Frequenzband vereinfacht globale Skalierbarkeit
DECT NR+ bietet zusätzliche Vorteile wie die integrierte Unterstützung mobiler Anwendungen. Dazu zählen beispielsweise die Einbindung mobiler Assets oder die Kommunikation mit Fahrzeugen im Netzbetrieb. Darüber hinaus stellt DECT NR+ Mechanismen zur Priorisierung des Datenverkehrs (Quality of Service) bereit, um eine zuverlässige und bedarfsgerechte Übertragung wichtiger Daten zu gewährleisten.

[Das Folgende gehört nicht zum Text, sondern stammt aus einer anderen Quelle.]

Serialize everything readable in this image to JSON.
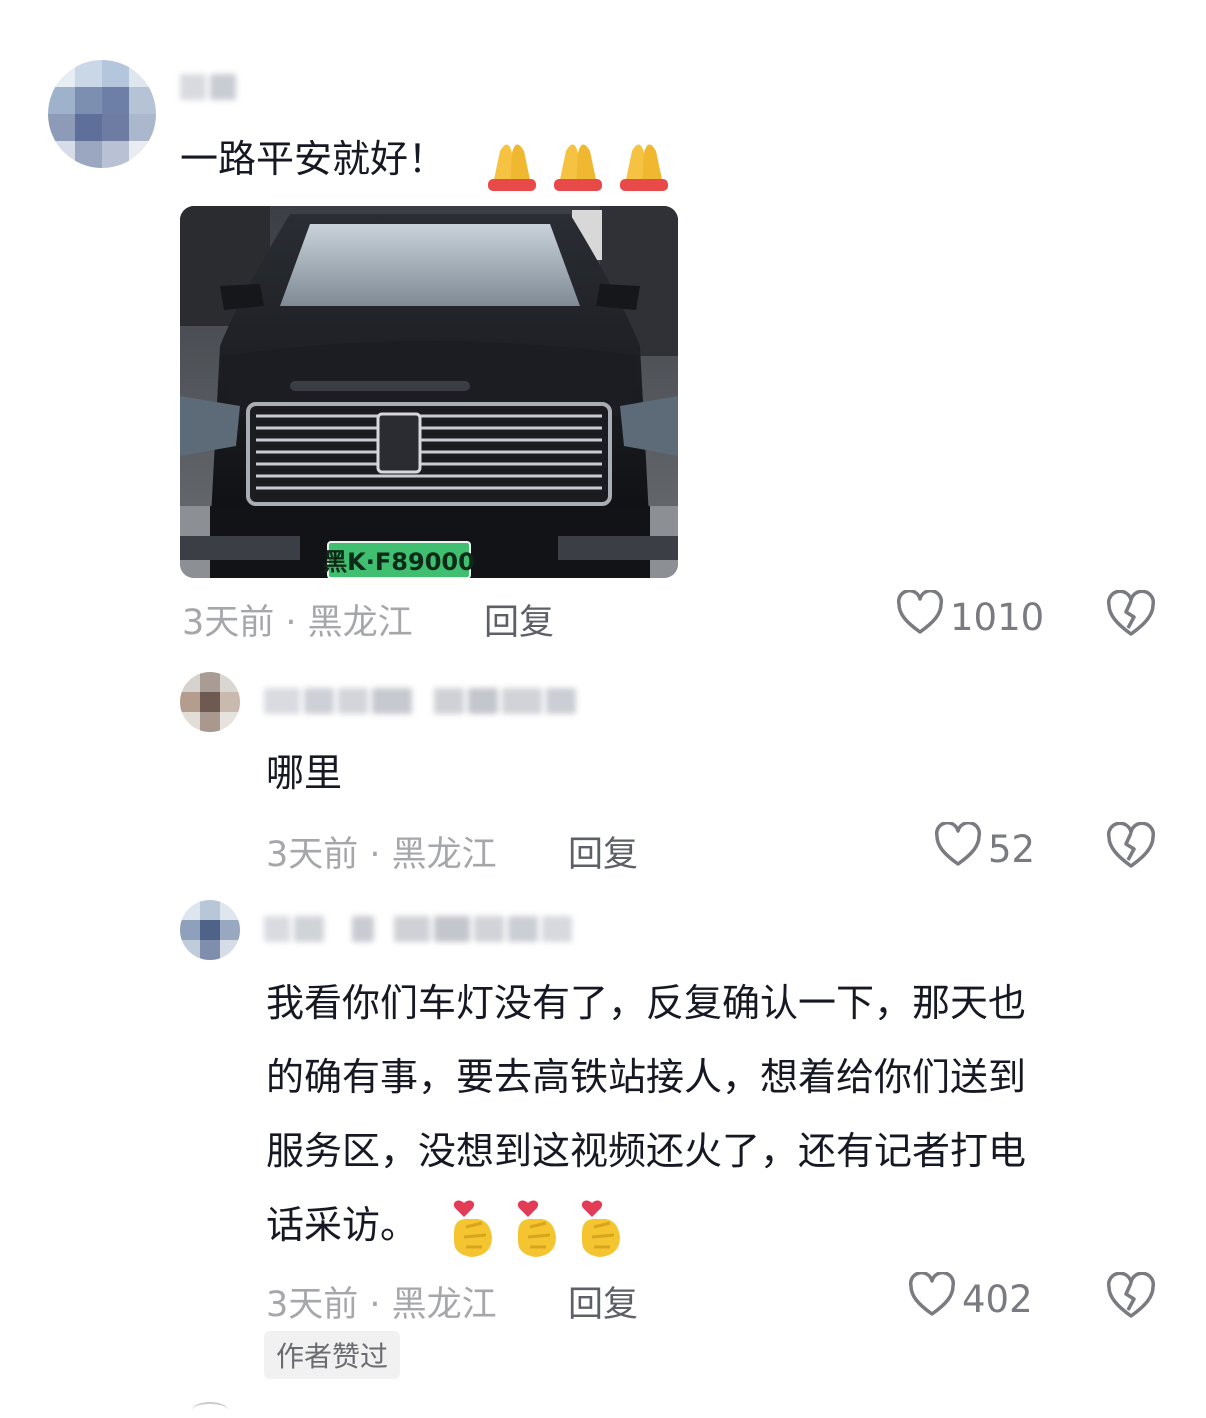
{
  "comments": [
    {
      "text": "一路平安就好！",
      "emoji_icon": "praying-hands-icon",
      "time_location": "3天前 · 黑龙江",
      "reply_label": "回复",
      "likes": "1010",
      "photo": {
        "plate": "黑K·F89000"
      }
    },
    {
      "text": "哪里",
      "time_location": "3天前 · 黑龙江",
      "reply_label": "回复",
      "likes": "52"
    },
    {
      "text_lines": [
        "我看你们车灯没有了，反复确认一下，那天也",
        "的确有事，要去高铁站接人，想着给你们送到",
        "服务区，没想到这视频还火了，还有记者打电",
        "话采访。"
      ],
      "emoji_icon": "finger-heart-icon",
      "time_location": "3天前 · 黑龙江",
      "reply_label": "回复",
      "likes": "402",
      "badge": "作者赞过"
    }
  ],
  "colors": {
    "text": "#161823",
    "meta": "#a6a7ab",
    "reply": "#5e6068",
    "badge_bg": "#f1f1f2"
  }
}
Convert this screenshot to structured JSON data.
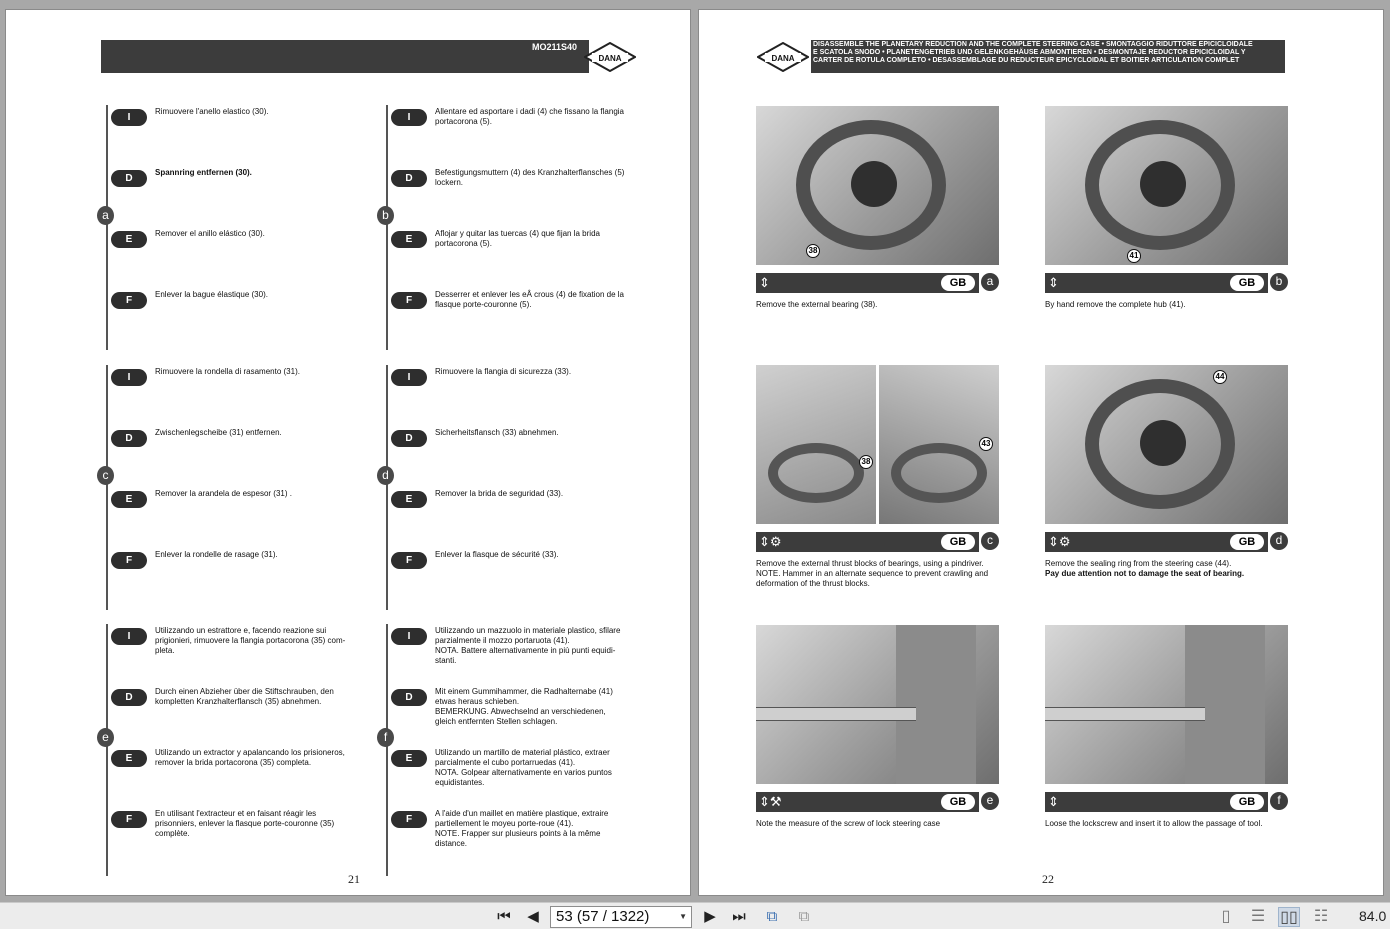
{
  "left_page": {
    "header_code": "MO211S40",
    "logo_text": "DANA",
    "page_number": "21",
    "sections": [
      {
        "letter": "a",
        "rows": [
          {
            "lang": "I",
            "text": "Rimuovere l'anello elastico (30)."
          },
          {
            "lang": "D",
            "text": "Spannring entfernen (30)."
          },
          {
            "lang": "E",
            "text": "Remover el anillo elástico (30)."
          },
          {
            "lang": "F",
            "text": "Enlever la bague élastique (30)."
          }
        ]
      },
      {
        "letter": "b",
        "rows": [
          {
            "lang": "I",
            "text": "Allentare ed asportare i dadi (4) che fissano la flangia\nportacorona (5)."
          },
          {
            "lang": "D",
            "text": "Befestigungsmuttern (4) des Kranzhalterflansches (5)\nlockern."
          },
          {
            "lang": "E",
            "text": "Aflojar y quitar las tuercas (4) que fijan la brida\nportacorona (5)."
          },
          {
            "lang": "F",
            "text": "Desserrer et enlever les eÂ crous (4) de fixation de la\nflasque porte-couronne (5)."
          }
        ]
      },
      {
        "letter": "c",
        "rows": [
          {
            "lang": "I",
            "text": "Rimuovere la rondella di rasamento (31)."
          },
          {
            "lang": "D",
            "text": "Zwischenlegscheibe (31) entfernen."
          },
          {
            "lang": "E",
            "text": "Remover la arandela de espesor (31) ."
          },
          {
            "lang": "F",
            "text": "Enlever la rondelle de rasage (31)."
          }
        ]
      },
      {
        "letter": "d",
        "rows": [
          {
            "lang": "I",
            "text": "Rimuovere la flangia di sicurezza (33)."
          },
          {
            "lang": "D",
            "text": "Sicherheitsflansch (33) abnehmen."
          },
          {
            "lang": "E",
            "text": "Remover la brida de seguridad (33)."
          },
          {
            "lang": "F",
            "text": "Enlever la flasque de sécurité (33)."
          }
        ]
      },
      {
        "letter": "e",
        "rows": [
          {
            "lang": "I",
            "text": "Utilizzando un estrattore e, facendo reazione sui\nprigionieri, rimuovere la flangia portacorona (35) com-\npleta."
          },
          {
            "lang": "D",
            "text": "Durch einen Abzieher über die Stiftschrauben, den\nkompletten Kranzhalterflansch (35) abnehmen."
          },
          {
            "lang": "E",
            "text": "Utilizando un extractor y apalancando los prisioneros,\nremover la brida portacorona (35) completa."
          },
          {
            "lang": "F",
            "text": "En utilisant l'extracteur et en faisant réagir les\nprisonniers, enlever la flasque porte-couronne (35)\ncomplète."
          }
        ]
      },
      {
        "letter": "f",
        "rows": [
          {
            "lang": "I",
            "text": "Utilizzando un mazzuolo in materiale plastico, sfilare\nparzialmente il mozzo portaruota (41).\nNOTA. Battere alternativamente in più punti equidi-\nstanti."
          },
          {
            "lang": "D",
            "text": "Mit einem Gummihammer, die Radhalternabe (41)\netwas heraus schieben.\nBEMERKUNG. Abwechselnd an verschiedenen,\ngleich entfernten Stellen schlagen."
          },
          {
            "lang": "E",
            "text": "Utilizando un martillo de material plástico, extraer\nparcialmente el cubo portarruedas (41).\nNOTA. Golpear alternativamente en varios puntos\nequidistantes."
          },
          {
            "lang": "F",
            "text": "A l'aide d'un maillet en matière plastique, extraire\npartiellement le moyeu porte-roue (41).\nNOTE. Frapper sur plusieurs points à la même\ndistance."
          }
        ]
      }
    ]
  },
  "right_page": {
    "logo_text": "DANA",
    "header_title": "DISASSEMBLE THE PLANETARY REDUCTION AND THE COMPLETE STEERING CASE • SMONTAGGIO RIDUTTORE EPICICLOIDALE\nE SCATOLA SNODO • PLANETENGETRIEB UND GELENKGEHÄUSE ABMONTIEREN • DESMONTAJE REDUCTOR EPICICLOIDAL Y\nCARTER DE ROTULA COMPLETO • DESASSEMBLAGE DU REDUCTEUR EPICYCLOIDAL ET BOITIER ARTICULATION COMPLET",
    "page_number": "22",
    "lang_badge": "GB",
    "cards": [
      {
        "sub": "a",
        "callouts": [
          "38"
        ],
        "icons": "⇕",
        "caption": "Remove the external bearing (38).",
        "caption_bold": ""
      },
      {
        "sub": "b",
        "callouts": [
          "41"
        ],
        "icons": "⇕",
        "caption": "By hand remove the complete hub (41).",
        "caption_bold": ""
      },
      {
        "sub": "c",
        "callouts": [
          "38",
          "43"
        ],
        "icons": "⇕⚙",
        "caption": "Remove the external thrust blocks of bearings, using a pindriver. NOTE. Hammer in an alternate sequence to prevent crawling and deformation of the thrust blocks.",
        "caption_bold": ""
      },
      {
        "sub": "d",
        "callouts": [
          "44"
        ],
        "icons": "⇕⚙",
        "caption": "Remove the sealing ring from the steering case (44).",
        "caption_bold": "Pay due attention not to damage the seat of bearing."
      },
      {
        "sub": "e",
        "callouts": [],
        "icons": "⇕⚒",
        "caption": "Note the measure of the screw of lock steering case",
        "caption_bold": ""
      },
      {
        "sub": "f",
        "callouts": [],
        "icons": "⇕",
        "caption": "Loose the lockscrew and insert it to allow the passage of tool.",
        "caption_bold": ""
      }
    ]
  },
  "viewer": {
    "page_selector": "53 (57 / 1322)",
    "zoom": "84.0",
    "icons": {
      "first": "first-page-icon",
      "prev": "previous-page-icon",
      "next": "next-page-icon",
      "last": "last-page-icon",
      "back": "navigate-back-icon",
      "forward": "navigate-forward-icon"
    }
  }
}
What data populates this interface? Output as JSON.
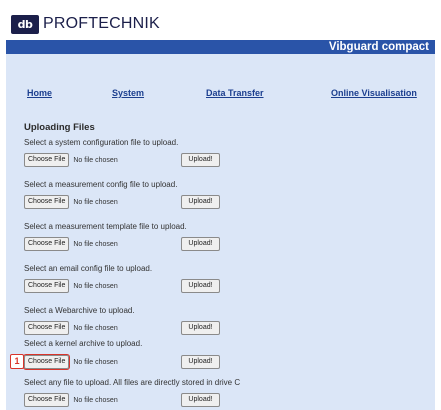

Ein wesentlicher Vorteil von DECT NR+ ist schließlich die primäre Nutzung des 1,9 GHz-Bandes, welches in den meisten Regionen lizenzfrei zur Verfügung steht. Dies vereinfacht die globale Skalierbarkeit von DECT NR+-Netzwerken erheblich und eliminiert die Notwendigkeit, unterschiedliche Frequenzbänder in verschiedenen Kontinenten zu implementieren. Das einheitliche Frequenzband reduziert Komplexität und Kosten bei Entwicklung und Einsatz globaler IoT-Lösungen. Im Gegensatz dazu verwendet LoRaWAN verschiedene Frequenzbänder, darunter beispielsweise das in Europa gängige 863-870 MHz Band mit 868 MHz als Hauptfrequenz, 902-928 MHz in Nordamerika sowie in China die Bänder 470-510 und 779-787 MHz. Die Nutzung dieser unterschiedlichen Frequenzbänder erfordert unter Umständen länderspezifische, regulatorische Anpassungen und kann die Entwicklung und den globalen Einsatz von LoRaWAN-basierten Lösungen deutlich komplexer gestalten. Die Notwendigkeit, verschiedene Hardwarevarianten für unterschiedliche Regionen zu entwickeln und zu warten, stellt einen zusätzlichen Aufwand dar, den DECT NR+ durch die Nutzung eines in weiten Teilen global harmonisierten Frequenzbandes vermeidet.
Während LoRaWAN weiterhin für energieeffiziente Anwendungen mit geringen Datenmengen und großer Reichweite eine Lösung darstellt, offeriert somit DECT NR+ ob der höheren Bandbreite, den geringen Latenzen, der Mesh-Topologie, der Robustheit und Skalierbarkeit in dichten Umgebungen eine zukunftssichere Option für die komplexeren Kommunikationsanforderungen des Energiesektors, insbesondere im Hinblick auf Echtzeitdaten und Netzstabilität. Dem Energiesektor steht somit überall dort, wo diese Fähigkeiten gefragt sind, mit DECT NR+ eine leistungsfähige Alternative zur Verfügung.